35. Verweerder heeft verder bij de brief van 18 januari 2022 het douanerecht in beide utb’s naar beneden bijgesteld. Utb 1 is van € 345.746,70 verlaagd naar € 328.361,42. Utb 2 is verlaagd van € 55.312,76 naar € 54.484,06. Dit onder de overweging dat diverse fouten waren gebleken in de berekeningen, onder meer dat in een enkel geval gebruik is gemaakt van een FPL uit een verkeerde tijdsperiode, dat in een enkel geval het verschuldigde bedrag een factor tien te hoog berekend was en dat in een enkel geval ten onrechte gebruik was gemaakt van de FPL met land van bestemming België. Ter zitting heeft verweerder toegelicht dat deze fouten onder tijdsdruk zijn gemaakt en zijn verontschuldiging daarvoor aangeboden.”

2.2.

Nu de hiervoor vermelde feiten door partijen op zichzelf niet zijn bestreden zal ook het Hof daarvan uitgaan.

3 Geschil in hoger beroep

Tussen partijen is in geschil of de utb’s terecht aan belanghebbende zijn uitgereikt en, zo ja, of de utb’s zijn vastgesteld op het juiste bedrag.

Belanghebbende stelt zich op het standpunt dat de rechtbank had moeten volstaan met het vernietigen van de utb’s en de inspecteur dus niet had moeten opdragen de utb’s opnieuw te berekenen.
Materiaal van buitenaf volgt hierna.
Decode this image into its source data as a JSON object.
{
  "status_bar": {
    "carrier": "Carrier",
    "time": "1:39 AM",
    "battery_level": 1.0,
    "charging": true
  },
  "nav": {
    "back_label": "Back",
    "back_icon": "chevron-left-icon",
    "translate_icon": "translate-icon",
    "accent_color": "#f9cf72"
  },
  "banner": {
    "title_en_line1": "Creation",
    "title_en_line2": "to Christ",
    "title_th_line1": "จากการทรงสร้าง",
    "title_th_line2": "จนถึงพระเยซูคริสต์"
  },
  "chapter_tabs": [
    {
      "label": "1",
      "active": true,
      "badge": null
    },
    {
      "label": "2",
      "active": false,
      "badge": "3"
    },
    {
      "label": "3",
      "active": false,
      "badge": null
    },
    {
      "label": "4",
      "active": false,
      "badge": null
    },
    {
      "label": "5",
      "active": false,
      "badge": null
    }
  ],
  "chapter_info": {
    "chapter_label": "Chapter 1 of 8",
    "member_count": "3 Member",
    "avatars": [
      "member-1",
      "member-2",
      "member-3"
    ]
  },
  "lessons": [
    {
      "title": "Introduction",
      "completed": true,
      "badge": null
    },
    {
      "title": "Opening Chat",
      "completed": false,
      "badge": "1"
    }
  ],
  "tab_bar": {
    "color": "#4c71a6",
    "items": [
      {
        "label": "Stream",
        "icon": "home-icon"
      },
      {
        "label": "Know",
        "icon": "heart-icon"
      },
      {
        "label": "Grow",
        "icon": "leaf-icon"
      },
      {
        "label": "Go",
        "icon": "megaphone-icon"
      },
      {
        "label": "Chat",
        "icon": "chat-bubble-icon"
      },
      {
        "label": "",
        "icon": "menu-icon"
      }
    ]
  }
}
De inspecteur betoogt primair dat de rechtbank de utb’s enkel had moeten verminderen tot op een bedrag van € 328.361,42 (utb 1), respectievelijk € 54.484,06 (utb 2), vanwege door hem gemaakte rekenfouten. Subsidiair stelt de inspecteur zich op het standpunt dat, zo de utb’s wel dienen te worden verminderd conform de overwegingen 44 en 80 van de rechtbank, de rechtbank deze vermindering zelf had kunnen en moeten toepassen, en de zaken dus niet had moeten terugwijzen naar de inspecteur.